Yao is unusually explicit about the startup's constraints, and that is what makes the case notable beyond PAC-832 itself. Pace Pharmaceuticals says the work was supported by the authors' personal funds and received no external funding. The report lists Douglas Yao as founder of Pace Pharmaceuticals, which holds the PAC-832 patent, and Dongyuan Yao as a Pace Pharmaceuticals employee. It also says BioCurious provided access to cell culture reagents, a tissue culture room, HPLC-UV equipment and liquid handling robotics. Raw cell-experiment data and analysis code are posted on GitHub, while mouse video, tracking and behavioral-analysis data are on Zenodo.

Pace Pharmaceuticals' public pipeline is still sparse. The company says it has two compound series that have completed discovery: PAC-832 for Alzheimer disease and PAC-336, a selective M4 agonist for schizophrenia. Its site says both are undergoing IND-enabling studies and are expected to enter clinical testing within the next year. That would put PAC-832 at the edge of the real financing and regulatory test: toxicology, manufacturing controls, FDA clearance to dose humans, and the capital to run even a small Phase 1 study.
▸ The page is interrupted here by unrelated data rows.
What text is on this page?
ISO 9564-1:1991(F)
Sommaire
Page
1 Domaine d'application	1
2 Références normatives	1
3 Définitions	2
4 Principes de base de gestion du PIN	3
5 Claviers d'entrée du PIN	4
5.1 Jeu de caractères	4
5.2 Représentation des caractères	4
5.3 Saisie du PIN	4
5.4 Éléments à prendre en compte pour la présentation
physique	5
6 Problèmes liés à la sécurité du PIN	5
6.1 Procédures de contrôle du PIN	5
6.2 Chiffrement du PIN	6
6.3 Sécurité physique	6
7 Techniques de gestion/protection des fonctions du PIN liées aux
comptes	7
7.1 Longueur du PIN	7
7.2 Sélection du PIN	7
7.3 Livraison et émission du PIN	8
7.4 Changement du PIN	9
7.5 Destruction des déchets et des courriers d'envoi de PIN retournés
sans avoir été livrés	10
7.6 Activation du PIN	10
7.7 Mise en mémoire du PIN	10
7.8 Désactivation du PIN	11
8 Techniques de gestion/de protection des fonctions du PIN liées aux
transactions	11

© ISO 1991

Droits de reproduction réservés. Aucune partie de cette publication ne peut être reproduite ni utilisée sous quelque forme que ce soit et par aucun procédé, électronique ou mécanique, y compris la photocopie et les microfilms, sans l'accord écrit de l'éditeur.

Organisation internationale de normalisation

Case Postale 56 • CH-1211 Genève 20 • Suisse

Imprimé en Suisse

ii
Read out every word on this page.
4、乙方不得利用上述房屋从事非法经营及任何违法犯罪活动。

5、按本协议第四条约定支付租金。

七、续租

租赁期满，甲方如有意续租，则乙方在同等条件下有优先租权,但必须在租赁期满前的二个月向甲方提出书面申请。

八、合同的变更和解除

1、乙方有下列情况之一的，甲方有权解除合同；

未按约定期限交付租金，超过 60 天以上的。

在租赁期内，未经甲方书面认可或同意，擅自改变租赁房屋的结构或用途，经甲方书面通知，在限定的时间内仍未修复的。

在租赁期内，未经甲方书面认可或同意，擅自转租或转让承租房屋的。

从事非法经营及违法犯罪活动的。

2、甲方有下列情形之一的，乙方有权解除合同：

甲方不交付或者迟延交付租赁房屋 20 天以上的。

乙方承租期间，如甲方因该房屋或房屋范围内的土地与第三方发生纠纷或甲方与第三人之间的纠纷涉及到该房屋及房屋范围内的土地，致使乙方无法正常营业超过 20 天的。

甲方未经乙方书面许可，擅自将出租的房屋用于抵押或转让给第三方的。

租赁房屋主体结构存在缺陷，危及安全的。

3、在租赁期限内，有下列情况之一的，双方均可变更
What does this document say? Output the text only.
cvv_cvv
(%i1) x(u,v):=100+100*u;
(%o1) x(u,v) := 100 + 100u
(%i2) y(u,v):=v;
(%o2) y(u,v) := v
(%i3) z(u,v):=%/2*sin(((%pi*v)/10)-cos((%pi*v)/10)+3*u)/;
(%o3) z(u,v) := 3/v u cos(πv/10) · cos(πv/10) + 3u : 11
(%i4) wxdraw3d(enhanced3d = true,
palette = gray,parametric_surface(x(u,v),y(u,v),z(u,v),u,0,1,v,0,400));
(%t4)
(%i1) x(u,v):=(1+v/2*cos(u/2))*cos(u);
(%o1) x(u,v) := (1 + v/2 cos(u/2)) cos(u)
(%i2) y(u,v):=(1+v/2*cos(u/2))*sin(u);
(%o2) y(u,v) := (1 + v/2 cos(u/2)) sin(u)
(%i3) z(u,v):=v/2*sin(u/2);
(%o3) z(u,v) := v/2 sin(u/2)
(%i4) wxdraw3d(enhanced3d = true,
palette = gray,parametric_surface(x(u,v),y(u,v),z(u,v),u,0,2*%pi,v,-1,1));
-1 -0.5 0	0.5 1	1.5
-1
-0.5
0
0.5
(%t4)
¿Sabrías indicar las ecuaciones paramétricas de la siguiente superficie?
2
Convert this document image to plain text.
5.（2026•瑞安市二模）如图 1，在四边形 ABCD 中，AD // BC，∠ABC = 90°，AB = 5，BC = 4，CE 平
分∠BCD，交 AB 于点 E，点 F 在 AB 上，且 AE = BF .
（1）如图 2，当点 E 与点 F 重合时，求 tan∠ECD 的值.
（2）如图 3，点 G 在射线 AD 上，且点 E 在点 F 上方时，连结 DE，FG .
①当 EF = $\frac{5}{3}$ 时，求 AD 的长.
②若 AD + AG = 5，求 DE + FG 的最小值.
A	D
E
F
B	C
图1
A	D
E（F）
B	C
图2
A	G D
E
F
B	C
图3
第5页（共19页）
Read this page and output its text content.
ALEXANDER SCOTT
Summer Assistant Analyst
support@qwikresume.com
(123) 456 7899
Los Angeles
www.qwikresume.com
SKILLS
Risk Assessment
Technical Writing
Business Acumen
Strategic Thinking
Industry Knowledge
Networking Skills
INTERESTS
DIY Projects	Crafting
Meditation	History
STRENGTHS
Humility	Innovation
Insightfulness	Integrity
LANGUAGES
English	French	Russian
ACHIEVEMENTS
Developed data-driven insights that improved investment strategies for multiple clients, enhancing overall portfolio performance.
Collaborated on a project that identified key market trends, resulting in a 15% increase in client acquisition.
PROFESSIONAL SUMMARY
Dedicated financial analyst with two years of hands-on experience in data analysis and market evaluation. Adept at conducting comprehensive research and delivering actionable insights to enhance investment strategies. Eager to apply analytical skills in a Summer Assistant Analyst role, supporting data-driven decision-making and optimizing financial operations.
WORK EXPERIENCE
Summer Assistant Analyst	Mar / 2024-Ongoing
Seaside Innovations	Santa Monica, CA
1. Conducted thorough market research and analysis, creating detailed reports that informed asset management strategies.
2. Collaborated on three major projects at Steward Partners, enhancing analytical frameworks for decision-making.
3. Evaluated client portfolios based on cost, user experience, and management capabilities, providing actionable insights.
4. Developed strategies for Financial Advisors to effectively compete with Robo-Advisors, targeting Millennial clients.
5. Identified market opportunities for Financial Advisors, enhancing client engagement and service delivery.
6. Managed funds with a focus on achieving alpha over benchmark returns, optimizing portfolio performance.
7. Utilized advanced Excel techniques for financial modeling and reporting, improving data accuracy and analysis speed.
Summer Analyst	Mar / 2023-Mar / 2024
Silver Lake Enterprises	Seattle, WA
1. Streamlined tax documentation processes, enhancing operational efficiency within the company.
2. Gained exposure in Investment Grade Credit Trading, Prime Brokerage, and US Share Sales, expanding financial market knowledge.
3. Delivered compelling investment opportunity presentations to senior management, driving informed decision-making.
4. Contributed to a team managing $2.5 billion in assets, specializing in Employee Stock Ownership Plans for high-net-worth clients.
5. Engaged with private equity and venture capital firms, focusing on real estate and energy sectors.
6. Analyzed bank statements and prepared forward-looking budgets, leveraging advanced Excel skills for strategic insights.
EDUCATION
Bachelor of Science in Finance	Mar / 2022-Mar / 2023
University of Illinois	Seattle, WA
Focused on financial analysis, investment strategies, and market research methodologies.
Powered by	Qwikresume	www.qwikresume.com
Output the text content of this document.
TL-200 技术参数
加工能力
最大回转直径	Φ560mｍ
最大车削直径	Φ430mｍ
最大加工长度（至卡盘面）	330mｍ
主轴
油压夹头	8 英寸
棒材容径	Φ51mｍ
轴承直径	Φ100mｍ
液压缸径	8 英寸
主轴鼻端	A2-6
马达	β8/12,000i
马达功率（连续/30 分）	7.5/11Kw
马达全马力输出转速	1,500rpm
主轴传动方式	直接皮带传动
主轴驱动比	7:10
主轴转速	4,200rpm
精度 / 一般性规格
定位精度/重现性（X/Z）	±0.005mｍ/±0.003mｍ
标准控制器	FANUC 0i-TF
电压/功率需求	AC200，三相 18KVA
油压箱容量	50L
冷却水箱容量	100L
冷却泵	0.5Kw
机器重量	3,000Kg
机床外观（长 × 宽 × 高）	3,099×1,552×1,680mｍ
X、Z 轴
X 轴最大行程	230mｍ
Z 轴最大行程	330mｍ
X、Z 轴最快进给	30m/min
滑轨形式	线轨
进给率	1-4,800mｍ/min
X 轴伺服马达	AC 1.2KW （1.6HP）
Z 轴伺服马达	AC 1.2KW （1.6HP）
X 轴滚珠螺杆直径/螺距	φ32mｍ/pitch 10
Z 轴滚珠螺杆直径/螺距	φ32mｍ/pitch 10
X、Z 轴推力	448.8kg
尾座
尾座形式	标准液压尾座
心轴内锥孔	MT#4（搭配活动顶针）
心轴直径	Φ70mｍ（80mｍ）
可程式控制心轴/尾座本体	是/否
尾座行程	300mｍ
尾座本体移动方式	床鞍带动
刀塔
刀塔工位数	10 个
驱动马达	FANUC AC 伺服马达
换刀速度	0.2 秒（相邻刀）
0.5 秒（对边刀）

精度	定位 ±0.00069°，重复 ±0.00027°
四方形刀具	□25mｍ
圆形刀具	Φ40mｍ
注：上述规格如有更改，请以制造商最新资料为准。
The sharper question is no longer whether a founder can make a garage-built molecule look credible online. Yao has shown how far the stack has moved: computational design, small-scale synthesis, community lab equipment, outsourced animal work, public code and raw data. The question is whether a self-funded, founder-led CNS program can produce the independent validation investors and regulators will need before treating PAC-832 as more than a pharmacology tool. For now, Pace Pharmaceuticals has a disclosed mechanism, mouse data, posted raw data and a clinical ambition. It does not yet have human safety data, clinical efficacy data, peer review or disclosed institutional backing.